Collective Bargaining Agreements

The speakers explained that collective bargaining agreements (“CBAs”) are legally binding arrangements negotiated periodically between trade unions and individual employers or employers' associations. Typically, CBAs are applicable only if a company concluded an individual CBA or is a member of an employers' association, and only a few are declared as generally binding. Key components of CBAs include agreements on wages and salaries; however, they also may regulate working conditions and employee benefits.

Equal pay

The EU Pay Transparency Directive (2023/970) (the “Directive”) came into force on June 6, 2023, but does not yet apply directly to EU citizens until implemented into national law. EU Member States have until 7 June 2026 to implement the Directive into national law. The Directive aims to enforce equal pay for equal work, or work of equal value, between men and women by increasing pay transparency and strengthening enforcement mechanisms.

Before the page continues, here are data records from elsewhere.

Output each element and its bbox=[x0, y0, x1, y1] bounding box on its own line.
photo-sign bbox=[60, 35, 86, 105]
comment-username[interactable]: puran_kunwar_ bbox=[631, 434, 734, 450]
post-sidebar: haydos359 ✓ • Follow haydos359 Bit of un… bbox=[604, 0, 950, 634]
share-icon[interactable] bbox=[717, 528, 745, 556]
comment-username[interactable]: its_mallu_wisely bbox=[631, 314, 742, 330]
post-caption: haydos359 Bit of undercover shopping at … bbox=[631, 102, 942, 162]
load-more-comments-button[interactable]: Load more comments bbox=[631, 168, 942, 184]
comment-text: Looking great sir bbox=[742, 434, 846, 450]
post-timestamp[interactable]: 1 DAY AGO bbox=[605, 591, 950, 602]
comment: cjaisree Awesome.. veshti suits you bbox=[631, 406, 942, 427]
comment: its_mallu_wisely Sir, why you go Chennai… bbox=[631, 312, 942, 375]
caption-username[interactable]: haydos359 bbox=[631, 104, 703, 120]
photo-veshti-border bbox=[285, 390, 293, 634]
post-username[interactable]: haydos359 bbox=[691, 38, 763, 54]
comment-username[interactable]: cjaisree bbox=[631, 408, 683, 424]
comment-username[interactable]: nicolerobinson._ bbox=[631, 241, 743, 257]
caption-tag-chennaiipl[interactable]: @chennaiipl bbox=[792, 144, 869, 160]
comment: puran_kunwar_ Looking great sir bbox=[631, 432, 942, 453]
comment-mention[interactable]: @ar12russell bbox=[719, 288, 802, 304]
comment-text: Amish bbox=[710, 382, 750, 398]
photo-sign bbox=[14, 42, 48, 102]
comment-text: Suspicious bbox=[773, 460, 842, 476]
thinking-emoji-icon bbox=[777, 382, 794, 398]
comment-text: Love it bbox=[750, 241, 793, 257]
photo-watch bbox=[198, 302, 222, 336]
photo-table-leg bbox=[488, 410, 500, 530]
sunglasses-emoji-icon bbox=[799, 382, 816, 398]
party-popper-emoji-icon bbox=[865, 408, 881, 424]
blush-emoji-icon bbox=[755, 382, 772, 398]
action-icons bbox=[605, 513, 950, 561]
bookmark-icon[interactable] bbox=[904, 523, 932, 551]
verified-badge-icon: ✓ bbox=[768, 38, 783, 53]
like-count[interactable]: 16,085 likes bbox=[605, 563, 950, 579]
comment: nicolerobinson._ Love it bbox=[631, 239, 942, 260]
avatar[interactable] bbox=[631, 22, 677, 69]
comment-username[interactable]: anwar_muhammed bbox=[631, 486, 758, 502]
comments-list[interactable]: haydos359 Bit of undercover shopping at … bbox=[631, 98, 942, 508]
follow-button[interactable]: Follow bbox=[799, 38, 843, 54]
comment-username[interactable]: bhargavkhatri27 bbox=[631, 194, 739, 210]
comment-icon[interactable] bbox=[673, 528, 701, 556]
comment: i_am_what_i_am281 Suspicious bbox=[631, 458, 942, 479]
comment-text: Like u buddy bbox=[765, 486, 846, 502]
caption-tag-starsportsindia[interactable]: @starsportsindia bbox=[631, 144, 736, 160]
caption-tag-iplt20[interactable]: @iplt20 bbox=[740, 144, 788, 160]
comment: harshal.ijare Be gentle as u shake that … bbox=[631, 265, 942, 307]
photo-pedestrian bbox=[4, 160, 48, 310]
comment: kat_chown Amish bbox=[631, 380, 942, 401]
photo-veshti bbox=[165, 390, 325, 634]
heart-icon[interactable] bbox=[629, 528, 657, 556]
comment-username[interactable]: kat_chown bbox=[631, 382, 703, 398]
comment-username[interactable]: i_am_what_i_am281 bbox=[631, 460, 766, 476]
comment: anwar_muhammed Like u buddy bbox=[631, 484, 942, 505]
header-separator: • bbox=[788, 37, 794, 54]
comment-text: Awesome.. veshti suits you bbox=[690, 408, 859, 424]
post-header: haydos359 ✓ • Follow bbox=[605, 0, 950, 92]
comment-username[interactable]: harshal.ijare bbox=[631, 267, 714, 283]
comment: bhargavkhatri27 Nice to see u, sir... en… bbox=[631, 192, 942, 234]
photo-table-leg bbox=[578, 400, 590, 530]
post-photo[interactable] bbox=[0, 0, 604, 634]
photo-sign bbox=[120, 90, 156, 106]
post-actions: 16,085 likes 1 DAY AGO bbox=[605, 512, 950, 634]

The speakers compared the forthcoming Directive with the existing legal framework in Germany under the German Pay Transparency Act (EntgTranspG). This comparison highlighted key changes that will be introduced. For example, under current law certain reporting obligations only apply to companies in Germany employing more than 500 employees, which will be reduced to apply to companies employing more than 100 employees with sanctions in place for those that do not comply. Also, further substantial individual information obligations will be introduced.

Practical tips were shared for how to prepare for the implementation of the Directive into national law including:

  • reviewing and determining remuneration differences between genders within equal job positions;
  • developing a clear definition and allocation of equal work for all positions;
  • adapting salary determination processes and remuneration guidelines with detailed documentation;
  • considering adjustment of individual salaries in usual salary rounds;
  • development of the necessary expertise in the relevant departments;
  • reviewing the processes for providing information; and
  • monitoring the developments of the national implementation of the EU Pay Transparency Directive until June 2026.

Working time recording

Finally, the speakers addressed the regulations on working hours and time recording. The daily maximum of generally 8 hours (10 hours max if settled to 8 hours on average over certain longer periods) is outlined in Section 3 of the Arbeitszeitgesetz (ArbZG). The requirements for recording working time exceeding 8 hours per day are outlined in Section 16, paragraph 2 of the ArbZG. The speakers noted how it is not always clear what would be classified by working time but provided examples of what it may constitute.

The event concluded with discussion on the current regulations for recording working hours. The Federal Labour Court's decision on 13 September 2022 (1 ABR 22/21) mandated that employers introduce a system based on the more general provision in Section 3, paragraph 2, number 1 of the Arbeitsschutzgesetz (ArbSchG) to record all working hours, including the start, end, and net working hours. The speakers noted that the risk of non-compliance with regard to fines remains relatively low under the ArbSchG as long as there is no formal order by the occupational safety and health authority to implement such time recording practices. In Germany, a ministerial draft proposing changes has been introduced, but it is not anticipated that these changes will be implemented in the near future.